まず、アパートの購入代金を一括で支払えば、当然ながらその分だけ手元の資金が一気に減ってしまいます。Aさんは念頭に置いていないかもしれませんが、設備の交換や修繕などといった突発的な出費があった場合、Aさんが予算よりも安く買えて浮いた分のお金(約7,000万円)が減ってしまうことになります。
もちろん、Aさんが考えているとおり、キャッシュで購入すれば利息の支払いは発生しません。

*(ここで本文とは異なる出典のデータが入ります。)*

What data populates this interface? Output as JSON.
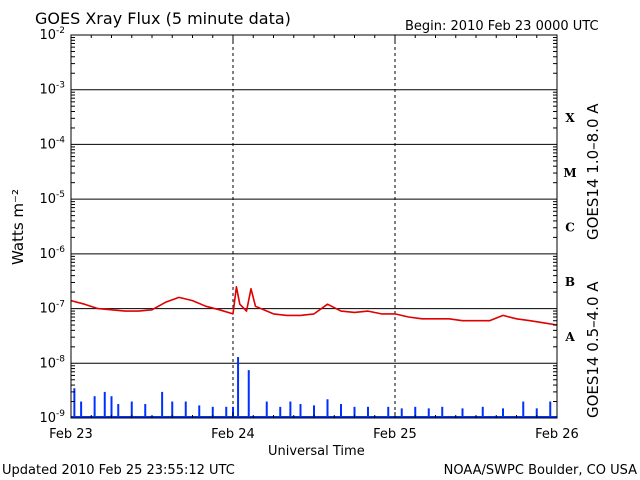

加えて、ローンを組んだ場合は返済額分を差し引いた正味の利回り(返済後利回り)が低下してしまいますので、その点においても全額キャッシュ購入のケースのほうが有利だといえるでしょう。
ただ、Aさんの知人が指摘したようにキャッシュによる一括払いは、最初に投じた資金の回収に長い時間を要するため、その分だけ投資効率が悪くなるのも確かです。
ローンを活用して“レバレッジを効かせる”という手法
たとえば、4,000万円を頭金として残りをローンで調達し、Aさんが購入したものとほぼ同等の物件を2棟所有するという発想があります。そうすれば、同じく8,000万円の自己資金投入でも、ローンの返済分を差し引いたうえで収益性は向上します。
ローンの活用で投入した資金(頭金)の何倍もの価格の物件を所有できることを、投資の世界では「レバレッジ(テコの原理)を効かせる」と表現します。複数棟をすべて一括で購入できるような資産家のあいだでも、あえてローンを用いてレバレッジを効かせた投資を行っているケースが見受けられます。
先述したように、全額キャッシュで購入することにもメリットがあります。多数の賃貸不動産を所有している資産家の方々は、資産構成や投資の目的などに応じて、キャッシュによる購入とローンの活用を上手く使いわけているのでしょう。
いずれにせよ、投資に対するリスクを鑑みて自己資金を拠出することが重要です。